Over the years, one thing that hasn’t been a challenge is attracting highly qualified graduate and postdoctoral trainees. The combination of our scientific record, UBC, the MSL and Vancouver represent an attractive opportunity to many young scientists. Rather, the largest challenge has been securing consistent, stable funding while the academic and translational funding programs have evolved. Although we have had ongoing basic science funding from CIHR for over 30 years, the amount of funding available has not kept up with the increase in the number of Canadian scientists. Additionally in our case, there has not been an easy pathway to securing funding for our translational activities, as they don’t fit neatly under any CIHR reviewing committee. Despite these challenges, our lab has been committed to impactful research and has found innovative ways to sustain and expand both our basic and translational programs.
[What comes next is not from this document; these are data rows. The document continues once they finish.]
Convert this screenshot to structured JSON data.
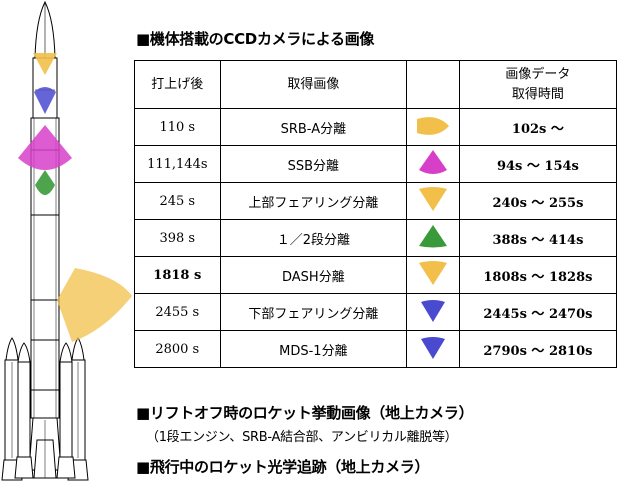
{
  "heading_ccd": "■機体搭載のCCDカメラによる画像",
  "table": {
    "headers": {
      "time_after_launch": "打上げ後",
      "image": "取得画像",
      "icon": "",
      "acq_line1": "画像データ",
      "acq_line2": "取得時間"
    },
    "rows": [
      {
        "event_time": "110 s",
        "image": "SRB-A分離",
        "icon": "yellow-fan-icon",
        "icon_color": "#f2c04a",
        "window": "102s ～"
      },
      {
        "event_time": "111,144s",
        "image": "SSB分離",
        "icon": "magenta-fan-icon",
        "icon_color": "#d83fc9",
        "window": "94s ～ 154s"
      },
      {
        "event_time": "245 s",
        "image": "上部フェアリング分離",
        "icon": "yellow-fan-icon",
        "icon_color": "#f2c04a",
        "window": "240s ～ 255s"
      },
      {
        "event_time": "398 s",
        "image": "１／2段分離",
        "icon": "green-fan-icon",
        "icon_color": "#3a9a3a",
        "window": "388s ～ 414s"
      },
      {
        "event_time": "1818 s",
        "image": "DASH分離",
        "icon": "yellow-fan-icon",
        "icon_color": "#f2c04a",
        "window": "1808s ～ 1828s"
      },
      {
        "event_time": "2455 s",
        "image": "下部フェアリング分離",
        "icon": "blue-fan-icon",
        "icon_color": "#4a4ad0",
        "window": "2445s ～ 2470s"
      },
      {
        "event_time": "2800 s",
        "image": "MDS-1分離",
        "icon": "blue-fan-icon",
        "icon_color": "#4a4ad0",
        "window": "2790s ～ 2810s"
      }
    ]
  },
  "heading_liftoff": "■リフトオフ時のロケット挙動画像（地上カメラ）",
  "liftoff_note": "（1段エンジン、SRB-A結合部、アンビリカル離脱等）",
  "heading_tracking": "■飛行中のロケット光学追跡（地上カメラ）",
  "rocket_fov_colors": {
    "yellow": "#f2c04a",
    "blue": "#4a4ad0",
    "magenta": "#d83fc9",
    "green": "#3a9a3a"
  }
}
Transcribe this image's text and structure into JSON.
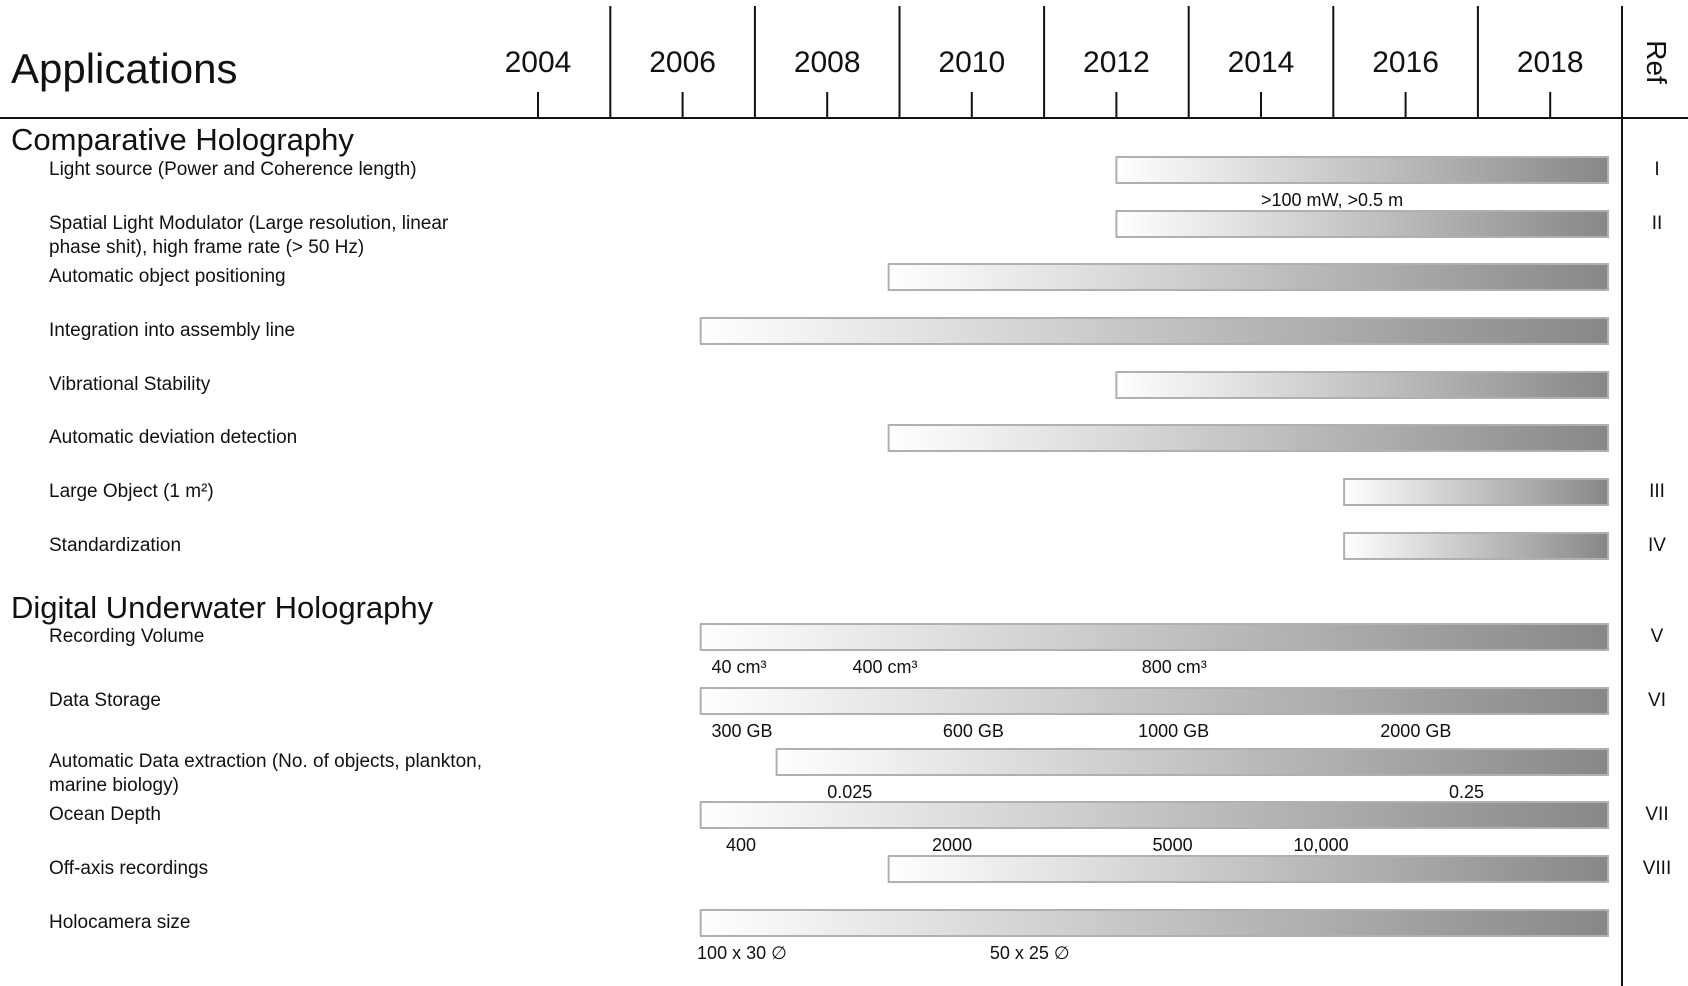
{
  "chart_data": {
    "type": "gantt",
    "title": "Applications",
    "ref_header": "Ref",
    "year_ticks": [
      2004,
      2006,
      2008,
      2010,
      2012,
      2014,
      2016,
      2018
    ],
    "x_range": [
      2003,
      2019.5
    ],
    "bar_gradient": [
      "#ffffff",
      "#878787"
    ],
    "sections": [
      {
        "name": "Comparative Holography",
        "rows": [
          {
            "label": [
              "Light source (Power and Coherence length)"
            ],
            "start": 2012.0,
            "end": 2018.8,
            "ref": "I",
            "annotations": [
              {
                "text": ">100 mW, >0.5 m",
                "x": 2014.0
              }
            ]
          },
          {
            "label": [
              "Spatial Light Modulator (Large resolution, linear",
              "phase shit), high frame rate (> 50 Hz)"
            ],
            "start": 2012.0,
            "end": 2018.8,
            "ref": "II",
            "annotations": []
          },
          {
            "label": [
              "Automatic object positioning"
            ],
            "start": 2008.85,
            "end": 2018.8,
            "ref": "",
            "annotations": []
          },
          {
            "label": [
              "Integration into assembly line"
            ],
            "start": 2006.25,
            "end": 2018.8,
            "ref": "",
            "annotations": []
          },
          {
            "label": [
              "Vibrational Stability"
            ],
            "start": 2012.0,
            "end": 2018.8,
            "ref": "",
            "annotations": []
          },
          {
            "label": [
              "Automatic deviation detection"
            ],
            "start": 2008.85,
            "end": 2018.8,
            "ref": "",
            "annotations": []
          },
          {
            "label": [
              "Large Object (1 m²)"
            ],
            "start": 2015.15,
            "end": 2018.8,
            "ref": "III",
            "annotations": []
          },
          {
            "label": [
              "Standardization"
            ],
            "start": 2015.15,
            "end": 2018.8,
            "ref": "IV",
            "annotations": []
          }
        ]
      },
      {
        "name": "Digital Underwater Holography",
        "rows": [
          {
            "label": [
              "Recording Volume"
            ],
            "start": 2006.25,
            "end": 2018.8,
            "ref": "V",
            "annotations": [
              {
                "text": "40 cm³",
                "x": 2006.4
              },
              {
                "text": "400 cm³",
                "x": 2008.35
              },
              {
                "text": "800 cm³",
                "x": 2012.35
              }
            ]
          },
          {
            "label": [
              "Data Storage"
            ],
            "start": 2006.25,
            "end": 2018.8,
            "ref": "VI",
            "annotations": [
              {
                "text": "300 GB",
                "x": 2006.4
              },
              {
                "text": "600 GB",
                "x": 2009.6
              },
              {
                "text": "1000 GB",
                "x": 2012.3
              },
              {
                "text": "2000 GB",
                "x": 2015.65
              }
            ]
          },
          {
            "label": [
              "Automatic Data extraction (No. of objects, plankton,",
              "marine biology)"
            ],
            "start": 2007.3,
            "end": 2018.8,
            "ref": "",
            "annotations": [
              {
                "text": "0.025",
                "x": 2008.0
              },
              {
                "text": "0.25",
                "x": 2016.6
              }
            ]
          },
          {
            "label": [
              "Ocean Depth"
            ],
            "start": 2006.25,
            "end": 2018.8,
            "ref": "VII",
            "annotations": [
              {
                "text": "400",
                "x": 2006.6
              },
              {
                "text": "2000",
                "x": 2009.45
              },
              {
                "text": "5000",
                "x": 2012.5
              },
              {
                "text": "10,000",
                "x": 2014.45
              }
            ]
          },
          {
            "label": [
              "Off-axis recordings"
            ],
            "start": 2008.85,
            "end": 2018.8,
            "ref": "VIII",
            "annotations": []
          },
          {
            "label": [
              "Holocamera size"
            ],
            "start": 2006.25,
            "end": 2018.8,
            "ref": "",
            "annotations": [
              {
                "text": "100 x 30 ∅",
                "x": 2006.2
              },
              {
                "text": "50 x 25 ∅",
                "x": 2010.25
              }
            ]
          }
        ]
      }
    ]
  }
}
3. Are there any research topics in your field that you believe are currently undervalued? Where do you see these areas heading in the next 5–10 years?

Neuroscience is one of the fastest evolving areas in biomedical research. The field has rapidly incorporated advances across imaging at the neuronal and whole brain levels, optogenetics, circuit delineation using transgenic markers, proteomics, metabolomics, and whole genome analyses from patients. This has been very exciting. Moving forward, there is a need to generate more representative animal models of brain diseases. While most biomedical research involves mouse models, mice aren’t strong models for more complex human brain disorders such as mood disorders as well as neurodegenerative diseases including Alzheimer’s, ALS, stroke and Parkinson’s. The next frontier lies in developing more predictive, translationally relevant models that better reflect the human condition and truly advance our understanding and treatment of complex brain disorders.

4. What advice would you offer to someone beginning their research career in your area?

Focus is critical when just starting out as an independent scientist. Don’t try and take on too broad of a topic at the start of your program and instead try to focus on a couple of specific projects where you can make new contributions to the field. Passing on advice from Michael Smith, be sure to make your mark as a young scientist by publishing at least 3 or 4 research papers and at least one review in that specific area before turning your attention to other interests.

For early career researchers, I would also suggest working more independently and leaning on postdoctoral fellows and technicians to get you off the ground, rather than relying on junior trainees for the generation of data and paper writing.

Finally, I’d also recommend setting up as many relevant collaborations as possible, both locally and externally. Most aspects of impactful science these days requires a combination of many technical approaches and skillsets, and it is in your best interest to bring these in through collaborations rather than trying to reinvent the wheel for each new methodology required.